Jul 29, 2015

Yesterday I visited a nearby store to have a look at the latest Garmin products for running and cycling. I wasn’t actively looking to buy anything, but it was a good chance to catch up on the state-of-the-art in this area. Which brings me to a topic I think is worth knowing about if you’re contemplating buying this sort of product.

I have mentioned this issue before, but will elaborate a little now. When I began my world run I was using a Garmin 610 watch to record all my data, downloading it this web site each evening. The watch did exhibit intermittent problems during the downloading of data, but otherwise it performed well in the early days. However, after a few months of sweat running on to the recharging terminals, the watch eventually failed completely. I wasn’t willing to risk the same thing happening again, so I bought a Garmin 800 cycling device instead, holding it in my hand while I ran. Yes, believe it or not, I actually held the gadget while I ran a further 16,000 km.

The 800 worked without apparent issue, at least in regard to downloading data and recharging, doing so both quickly and reliably. It still does. However, I did notice during the world run that, whenever, I had a secondary source of measuring how far I had run, the 800 always seemed to be showing a lesser distance. Initially I assumed the secondary sources (Google Maps, i-Phone apps, highway markers, car odometer etc) were overestimating the distance. But when the same thing continued to happen, I started to question the situation – could all these other ways of measuring the distance always be wrong? The more obvious answer was that the Garmin was underestimating how far I had run. And it wasn’t trivial, often up to 5% or more of what other sources were indicating.

In recent times I’ve been running with the same device. However, there are some sections of courses near home that I have very accurately measured in the past. When I cycle these sections, the Garmin 800 is generally very accurate (one must always accept small discrepancies of 10 metres here and there). However, when I run exactly the same course, it is always short, usually between 3% and even up to 10%, although I estimate the average shortfall is about 5%.

Admittedly, the 800 is designed as a cycling computer, and it performs quite accurately when operated in clear view of the satellites and at typical cycling speeds. But it doesn’t perform accurately when held in my hand and operated at running speeds. I’m not sure if my hand is blocking the signal from the satellites, or if the internal system is calibrated for a faster speed, or a combination of both? Either way, I can live with this, as there are dedicated Garmin running watches which, I assume, are accurate. However, it’s something readers should be aware of, if you’re thinking of using a cycling device for running, and you require a high level of accuracy.
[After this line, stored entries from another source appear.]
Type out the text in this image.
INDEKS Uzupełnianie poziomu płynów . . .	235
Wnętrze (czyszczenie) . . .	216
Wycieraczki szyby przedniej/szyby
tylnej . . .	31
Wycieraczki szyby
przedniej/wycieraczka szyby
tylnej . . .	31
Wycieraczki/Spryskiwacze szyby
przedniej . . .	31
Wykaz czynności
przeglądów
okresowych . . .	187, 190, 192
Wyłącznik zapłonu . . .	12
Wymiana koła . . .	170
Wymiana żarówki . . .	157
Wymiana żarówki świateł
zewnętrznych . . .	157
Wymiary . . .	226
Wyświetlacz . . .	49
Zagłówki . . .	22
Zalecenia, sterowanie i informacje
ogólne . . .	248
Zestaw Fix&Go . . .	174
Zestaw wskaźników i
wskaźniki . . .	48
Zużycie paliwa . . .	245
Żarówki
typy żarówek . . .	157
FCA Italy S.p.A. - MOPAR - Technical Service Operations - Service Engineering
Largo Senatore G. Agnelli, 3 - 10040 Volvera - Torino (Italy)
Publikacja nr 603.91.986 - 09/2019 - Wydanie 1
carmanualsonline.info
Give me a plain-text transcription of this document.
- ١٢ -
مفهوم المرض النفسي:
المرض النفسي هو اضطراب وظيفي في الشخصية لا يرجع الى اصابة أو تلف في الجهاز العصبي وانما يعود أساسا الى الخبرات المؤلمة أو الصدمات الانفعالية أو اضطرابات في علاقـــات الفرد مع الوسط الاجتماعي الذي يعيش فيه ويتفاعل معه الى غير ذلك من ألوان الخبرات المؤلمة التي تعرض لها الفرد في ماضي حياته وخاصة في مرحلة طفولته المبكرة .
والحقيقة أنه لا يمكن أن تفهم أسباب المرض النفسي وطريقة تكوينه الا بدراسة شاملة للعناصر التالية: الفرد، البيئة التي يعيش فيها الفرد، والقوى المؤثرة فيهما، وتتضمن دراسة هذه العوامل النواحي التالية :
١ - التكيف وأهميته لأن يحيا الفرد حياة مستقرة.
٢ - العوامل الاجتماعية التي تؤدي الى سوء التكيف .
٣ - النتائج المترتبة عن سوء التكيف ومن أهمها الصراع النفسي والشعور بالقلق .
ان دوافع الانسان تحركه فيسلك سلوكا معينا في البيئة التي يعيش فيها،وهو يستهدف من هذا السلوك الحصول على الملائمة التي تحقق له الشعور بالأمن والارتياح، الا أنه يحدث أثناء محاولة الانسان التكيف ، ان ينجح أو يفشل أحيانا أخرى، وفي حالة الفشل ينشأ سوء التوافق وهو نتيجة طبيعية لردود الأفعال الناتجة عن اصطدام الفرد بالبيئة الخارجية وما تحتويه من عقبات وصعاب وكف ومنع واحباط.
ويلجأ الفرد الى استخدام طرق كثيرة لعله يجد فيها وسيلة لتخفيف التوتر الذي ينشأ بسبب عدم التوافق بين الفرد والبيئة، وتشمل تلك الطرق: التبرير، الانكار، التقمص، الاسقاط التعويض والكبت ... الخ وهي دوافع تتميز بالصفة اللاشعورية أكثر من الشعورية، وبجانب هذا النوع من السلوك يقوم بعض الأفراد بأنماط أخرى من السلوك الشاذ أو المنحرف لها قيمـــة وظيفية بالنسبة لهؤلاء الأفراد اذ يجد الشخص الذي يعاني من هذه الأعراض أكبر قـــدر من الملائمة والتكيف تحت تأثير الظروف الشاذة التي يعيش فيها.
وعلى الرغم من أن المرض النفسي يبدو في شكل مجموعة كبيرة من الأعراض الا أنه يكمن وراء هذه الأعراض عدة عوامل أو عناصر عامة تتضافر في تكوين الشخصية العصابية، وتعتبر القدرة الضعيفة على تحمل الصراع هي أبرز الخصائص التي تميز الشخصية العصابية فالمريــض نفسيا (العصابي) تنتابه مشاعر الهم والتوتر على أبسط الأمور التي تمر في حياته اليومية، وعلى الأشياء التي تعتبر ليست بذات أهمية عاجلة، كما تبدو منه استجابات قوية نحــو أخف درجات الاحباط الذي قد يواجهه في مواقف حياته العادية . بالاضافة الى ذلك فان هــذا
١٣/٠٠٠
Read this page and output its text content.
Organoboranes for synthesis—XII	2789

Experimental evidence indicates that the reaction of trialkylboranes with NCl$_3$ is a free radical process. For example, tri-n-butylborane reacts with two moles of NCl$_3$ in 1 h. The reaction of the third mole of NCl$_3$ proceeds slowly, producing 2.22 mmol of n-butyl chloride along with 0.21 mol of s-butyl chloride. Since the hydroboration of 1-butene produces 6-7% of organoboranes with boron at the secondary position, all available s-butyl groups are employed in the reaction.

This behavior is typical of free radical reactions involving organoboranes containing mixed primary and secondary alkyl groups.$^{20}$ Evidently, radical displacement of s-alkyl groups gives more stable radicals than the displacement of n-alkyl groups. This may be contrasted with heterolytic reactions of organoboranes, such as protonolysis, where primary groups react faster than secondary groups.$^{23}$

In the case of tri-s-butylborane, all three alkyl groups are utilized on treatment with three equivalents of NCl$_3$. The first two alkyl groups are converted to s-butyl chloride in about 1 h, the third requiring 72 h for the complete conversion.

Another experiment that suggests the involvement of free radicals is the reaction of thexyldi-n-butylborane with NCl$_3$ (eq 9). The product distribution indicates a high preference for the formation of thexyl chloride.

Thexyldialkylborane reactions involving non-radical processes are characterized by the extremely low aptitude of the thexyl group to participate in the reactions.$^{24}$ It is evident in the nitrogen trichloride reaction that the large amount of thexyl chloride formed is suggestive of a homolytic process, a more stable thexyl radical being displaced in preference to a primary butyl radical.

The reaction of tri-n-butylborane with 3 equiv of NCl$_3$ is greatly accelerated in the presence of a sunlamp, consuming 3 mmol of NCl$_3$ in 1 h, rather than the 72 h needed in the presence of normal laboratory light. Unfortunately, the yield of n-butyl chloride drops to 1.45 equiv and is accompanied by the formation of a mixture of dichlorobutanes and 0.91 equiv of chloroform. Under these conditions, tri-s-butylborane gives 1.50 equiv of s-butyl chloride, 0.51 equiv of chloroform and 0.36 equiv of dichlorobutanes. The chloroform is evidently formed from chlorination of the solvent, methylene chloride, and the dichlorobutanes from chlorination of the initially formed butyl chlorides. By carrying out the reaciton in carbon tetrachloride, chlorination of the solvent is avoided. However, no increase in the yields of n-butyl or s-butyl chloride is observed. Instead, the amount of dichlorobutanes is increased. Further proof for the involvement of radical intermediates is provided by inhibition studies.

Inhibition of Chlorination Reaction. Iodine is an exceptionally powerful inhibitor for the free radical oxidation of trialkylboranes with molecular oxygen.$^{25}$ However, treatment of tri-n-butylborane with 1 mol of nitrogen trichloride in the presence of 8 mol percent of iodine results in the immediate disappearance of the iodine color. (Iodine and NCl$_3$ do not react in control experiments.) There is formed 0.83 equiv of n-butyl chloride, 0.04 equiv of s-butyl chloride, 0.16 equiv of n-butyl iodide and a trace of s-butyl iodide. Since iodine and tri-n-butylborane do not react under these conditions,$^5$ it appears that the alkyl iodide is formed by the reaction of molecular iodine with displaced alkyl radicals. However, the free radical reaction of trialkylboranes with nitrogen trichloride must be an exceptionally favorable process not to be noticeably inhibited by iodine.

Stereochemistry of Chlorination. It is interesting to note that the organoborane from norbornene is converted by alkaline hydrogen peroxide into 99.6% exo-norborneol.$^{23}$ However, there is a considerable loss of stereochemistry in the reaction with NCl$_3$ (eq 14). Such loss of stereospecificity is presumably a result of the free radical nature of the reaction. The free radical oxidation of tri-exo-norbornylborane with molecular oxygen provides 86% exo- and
I don’t worry too much about it while training – it just means I’ve run further than I thought. But there is a major implication here for my world run. If the device was underestimating the daily distance I had run by, say, 5% over the final 16,000 km, this means I actually ran about 800 km more than was required. That’s more than two weeks of extra running. It’s too late now, but it is something I will certainly take a lot more seriously if I ever do another big journey run.

The world run photo for the day was taken as I crossed the border from Wyoming into Nebraska. I assume this was once some sort of border or quarantine post, but it’s clearly a long time since it’s been used.




On This Day


Jul 29, 2012

Distance today = 57.71 km; Total distance = 9912.93 km; Location = Festus, Missouri – 38 12.740′ N, 90 23.764′ W; Start time = 0827 Finish time = 1755



I ran, not just my longest day for quite some time, but also my hilliest. The landscape south of St Louis is completely different to what I’ve been running through recently. It is hilly and full of forests. I did not see a single farm or crop all day.

I forgot to mention in yesterday’s report that I’m now in the state of Missouri – my 13th US state of the run so far. I also passed 8,000 km run in the US today.

When I awoke, it was raining steadily, although quite lightly. The region really needs rain. Half way through the day the sun came back out. I reckon the locals would have preferred a few more days of rain.

I don’t know if it was the hills, but I ended up with a really sore muscle up high on my right hip. I don’t think it’ll be a problem, but I’ll have to be careful with it.

Finally, it was another great win for the South Sydney Rabbitohs on the weekend. As the old saying goes “When the Bunnies are doing well, the universe is in tune”.


Jul 29, 2013

Distance for today = 57.75 km; Total distance = 23,939.72 km; Location = Laura, SA – 33 10.859’ S, 138 18.103′ E; Start time = 0817, Finish time = 1735


I was a bit tired today, probably due to yesterday’s big climb. There was also a headwind. However, I still managed nearly 58 km, so things can’t be too bad.

The countryside continues to be spectacular. I am also running through towns now. After going 1,100 km without passing through a town, today I passed through four towns before reaching my destination in the town of Laura. Melrose is particularly quaint, and a mecca for mountain biking.